Tarım alanlarının amaç dışı kullanımlarla betonlaştırılması sıradan olay hâline geldi. Türkiye'nin hâlen 78 milyon olan nüfusunun orta vadede 100 milyona ulaşacağı hesaplanmaktadır. Bu çerçevede, verimli tarım arazilerinin korunması kaçınılmazdır. Yanlış kentleşme, ulaşım, sanayileşme politikaları nedeniyle ovalar yok ediliyor, tarım alanları geriye dönülmez bir biçimde elden çıkıyor. Bu da Tarım, Çevre ve Şehircilik, Orman ve Su Bakanlığının ciddi sorumluluklarını ortaya çıkarmaktadır.

1960 yılında 28 milyon 700 bin hektar olan mera varlığımız bugün 14 milyon 617 bin hektara düşmüştür yani yüzde 50 mera varlığımızı da kaybetmiş durumdayız. Bütün bu veriler değerlendirildiğinde üretici kazanamaz, dolayısıyla üretemez, tüketici ise pahalılıktan tüketemez bir hâle gelmiştir. Şirket tarımcılığı teşvik edilirken küçük çiftçi yok olmaya yüz tutmuş ve gözden kaçmıştır. Geçim kaynaklarını yitiren kırsal nüfus kentlere göç ederek kent nüfusunu şişirmiş, ortaya çıkan ise sarmal hâlinde sorunlar yumağıdır.

Sayın Bakan, değerli milletvekilleri; kuşkusuz tarım yalnızca üretici meselesi değil. "Aslında ne yersen osun." saptaması tarım-tüketici bağlantısını ve beslenme hakkını açık bir şekilde ortaya koymaktadır. Günümüzde insan sağlığını tehdit eden GDO'lu tarım ürünleri ve tarımsal üretimde GDO konusunda ne düşünüyoruz? Halk sağlığını bozacak tarımsal üretim yöntemlerine karşı Bakanlığınızın bir önlemi var mıdır, yoksa siz de GDO'nun halk sağlığını bozmadığını mı düşünüyorsunuz?

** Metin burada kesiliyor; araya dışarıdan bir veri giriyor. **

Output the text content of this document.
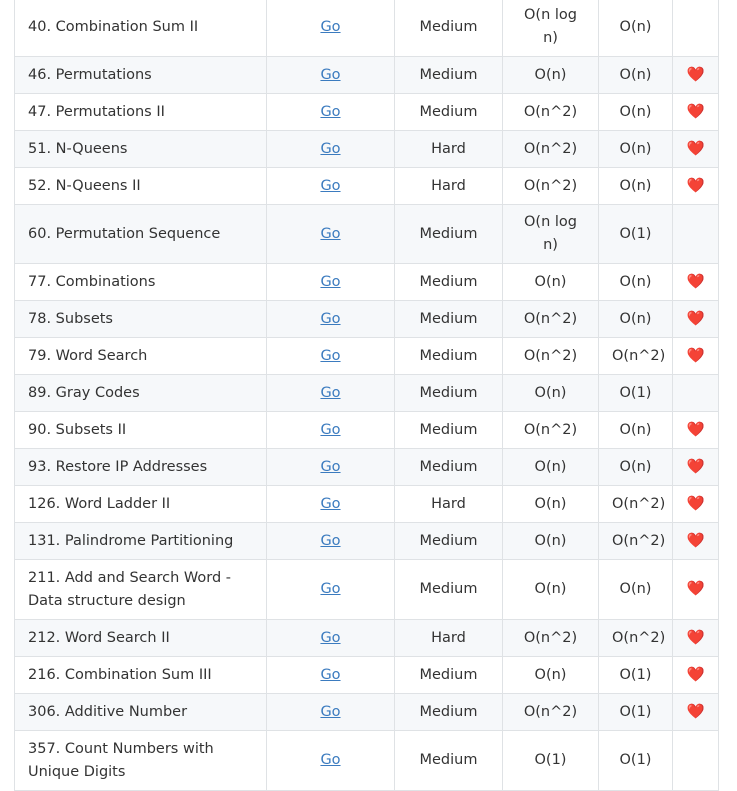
40. Combination Sum II	Go	Medium	O(n log n)	O(n)	
46. Permutations	Go	Medium	O(n)	O(n)	❤️
47. Permutations II	Go	Medium	O(n^2)	O(n)	❤️
51. N-Queens	Go	Hard	O(n^2)	O(n)	❤️
52. N-Queens II	Go	Hard	O(n^2)	O(n)	❤️
60. Permutation Sequence	Go	Medium	O(n log n)	O(1)	
77. Combinations	Go	Medium	O(n)	O(n)	❤️
78. Subsets	Go	Medium	O(n^2)	O(n)	❤️
79. Word Search	Go	Medium	O(n^2)	O(n^2)	❤️
89. Gray Codes	Go	Medium	O(n)	O(1)	
90. Subsets II	Go	Medium	O(n^2)	O(n)	❤️
93. Restore IP Addresses	Go	Medium	O(n)	O(n)	❤️
126. Word Ladder II	Go	Hard	O(n)	O(n^2)	❤️
131. Palindrome Partitioning	Go	Medium	O(n)	O(n^2)	❤️
211. Add and Search Word - Data structure design	Go	Medium	O(n)	O(n)	❤️
212. Word Search II	Go	Hard	O(n^2)	O(n^2)	❤️
216. Combination Sum III	Go	Medium	O(n)	O(1)	❤️
306. Additive Number	Go	Medium	O(n^2)	O(1)	❤️
357. Count Numbers with Unique Digits	Go	Medium	O(1)	O(1)	
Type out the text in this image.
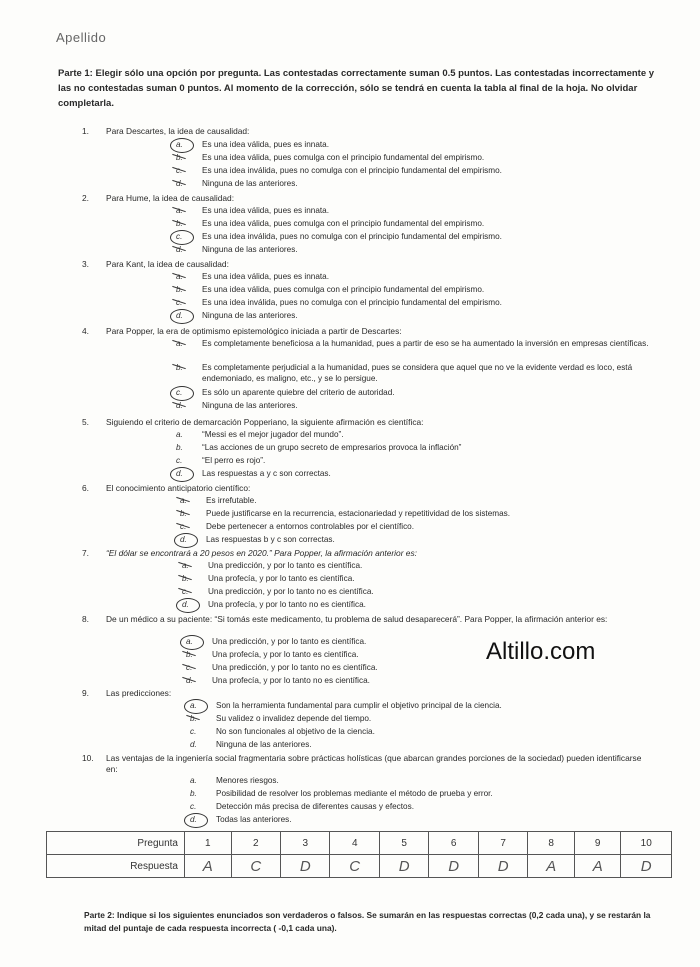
Apellido
Parte 1: Elegir sólo una opción por pregunta. Las contestadas correctamente suman 0.5 puntos. Las contestadas incorrectamente y las no contestadas suman 0 puntos. Al momento de la corrección, sólo se tendrá en cuenta la tabla al final de la hoja. No olvidar completarla.
1.	Para Descartes, la idea de causalidad:
a.	Es una idea válida, pues es innata.
b.	Es una idea válida, pues comulga con el principio fundamental del empirismo.
c.	Es una idea inválida, pues no comulga con el principio fundamental del empirismo.
d.	Ninguna de las anteriores.
2.	Para Hume, la idea de causalidad:
a.	Es una idea válida, pues es innata.
b.	Es una idea válida, pues comulga con el principio fundamental del empirismo.
c.	Es una idea inválida, pues no comulga con el principio fundamental del empirismo.
d.	Ninguna de las anteriores.
3.	Para Kant, la idea de causalidad:
a.	Es una idea válida, pues es innata.
b.	Es una idea válida, pues comulga con el principio fundamental del empirismo.
c.	Es una idea inválida, pues no comulga con el principio fundamental del empirismo.
d.	Ninguna de las anteriores.
4.	Para Popper, la era de optimismo epistemológico iniciada a partir de Descartes:
a.	Es completamente beneficiosa a la humanidad, pues a partir de eso se ha aumentado la inversión en empresas científicas.
b.	Es completamente perjudicial a la humanidad, pues se considera que aquel que no ve la evidente verdad es loco, está endemoniado, es maligno, etc., y se lo persigue.
c.	Es sólo un aparente quiebre del criterio de autoridad.
d.	Ninguna de las anteriores.
5.	Siguiendo el criterio de demarcación Popperiano, la siguiente afirmación es científica:
a.	“Messi es el mejor jugador del mundo”.
b.	“Las acciones de un grupo secreto de empresarios provoca la inflación”
c.	“El perro es rojo”.
d.	Las respuestas a y c son correctas.
6.	El conocimiento anticipatorio científico:
a.	Es irrefutable.
b.	Puede justificarse en la recurrencia, estacionariedad y repetitividad de los sistemas.
c.	Debe pertenecer a entornos controlables por el científico.
d.	Las respuestas b y c son correctas.
7.	“El dólar se encontrará a 20 pesos en 2020.” Para Popper, la afirmación anterior es:
a.	Una predicción, y por lo tanto es científica.
b.	Una profecía, y por lo tanto es científica.
c.	Una predicción, y por lo tanto no es científica.
d.	Una profecía, y por lo tanto no es científica.
8.	De un médico a su paciente: “Si tomás este medicamento, tu problema de salud desaparecerá”. Para Popper, la afirmación anterior es:
a.	Una predicción, y por lo tanto es científica.
b.	Una profecía, y por lo tanto es científica.
c.	Una predicción, y por lo tanto no es científica.
d.	Una profecía, y por lo tanto no es científica.
Altillo.com
9.	Las predicciones:
a.	Son la herramienta fundamental para cumplir el objetivo principal de la ciencia.
b.	Su validez o invalidez depende del tiempo.
c.	No son funcionales al objetivo de la ciencia.
d.	Ninguna de las anteriores.
10.	Las ventajas de la ingeniería social fragmentaria sobre prácticas holísticas (que abarcan grandes porciones de la sociedad) pueden identificarse en:
a.	Menores riesgos.
b.	Posibilidad de resolver los problemas mediante el método de prueba y error.
c.	Detección más precisa de diferentes causas y efectos.
d.	Todas las anteriores.
Pregunta	1	2	3	4	5	6	7	8	9	10
Respuesta	A	C	D	C	D	D	D	A	A	D
Parte 2: Indique si los siguientes enunciados son verdaderos o falsos. Se sumarán en las respuestas correctas (0,2 cada una), y se restarán la mitad del puntaje de cada respuesta incorrecta ( -0,1 cada una).
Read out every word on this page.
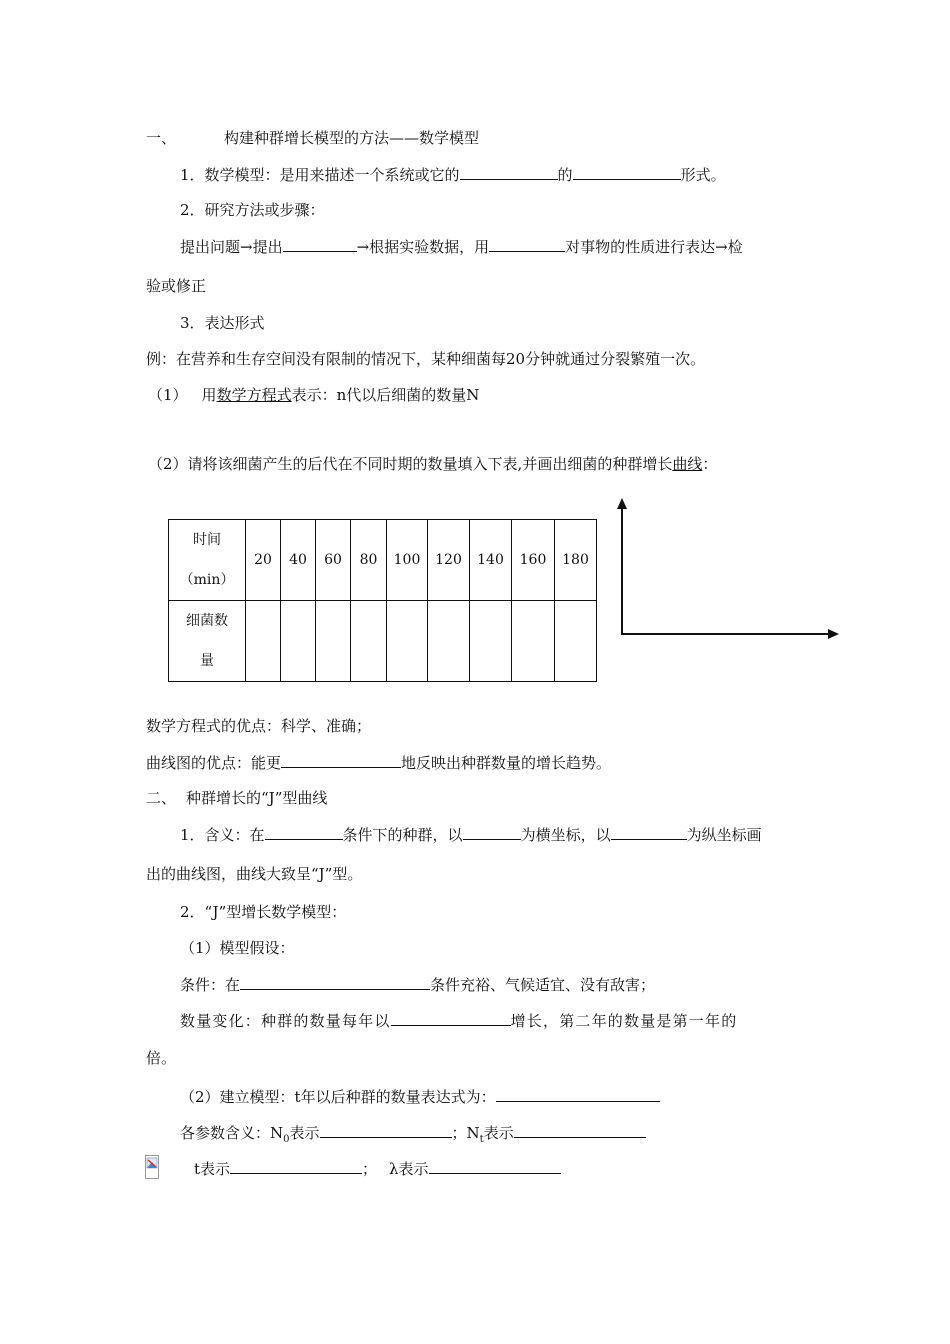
一、	构建种群增长模型的方法——数学模型
1．数学模型：是用来描述一个系统或它的	的	形式。
2．研究方法或步骤：
提出问题→提出	→根据实验数据，用	对事物的性质进行表达→检
验或修正
3．表达形式
例：在营养和生存空间没有限制的情况下，某种细菌每20分钟就通过分裂繁殖一次。
（1） 用数学方程式表示：n代以后细菌的数量N
（2）请将该细菌产生的后代在不同时期的数量填入下表,并画出细菌的种群增长曲线：
时间
（min）	20	40	60	80	100	120	140	160	180

细菌数
量									

数学方程式的优点：科学、准确；
曲线图的优点：能更	地反映出种群数量的增长趋势。
二、 种群增长的“J”型曲线
1．含义：在	条件下的种群，以	为横坐标，以	为纵坐标画
出的曲线图，曲线大致呈“J”型。
2．“J”型增长数学模型：
（1）模型假设：
条件：在	条件充裕、气候适宜、没有敌害；
数量变化：种群的数量每年以	增长，第二年的数量是第一年的
倍。
（2）建立模型：t年以后种群的数量表达式为：
各参数含义：$N_0$表示	；$N_t$表示
t表示	； λ表示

Bugün şeker pancarı tarımı nişasta bazlı şekere feda ediliyor. İnsanlar doğal şeker yerine yapay tatlandırıcıya yönlendiriliyor. Hem çiftçi hem de ülkemiz kan kaybediyor. Hem sağlığımız bozuluyor ve bu arada insanların sağlığı ve tarımımız yok olurken Amerikan şirketleri de ülkemiz kaynaklarıyla bir bir büyüyor.

Biyogüvenlik Kanunu iktidarın olumlu bir hamlesiydi, yanılmıyorsam 2010 da çıktı ama ne yazık ki burada GDO'lu tarımı yasaklayan bu yasa GDO'lu ham maddelerin, mısır, soya, kolza girişini Biyogüvenlik Kurulunun iznine bıraktı. Türkiye'nin biyolojik çeşitliliğinin korunması için bu yasa çok önemlidir. GDO'lu tarım net ifadelerle yasaklanmalıdır.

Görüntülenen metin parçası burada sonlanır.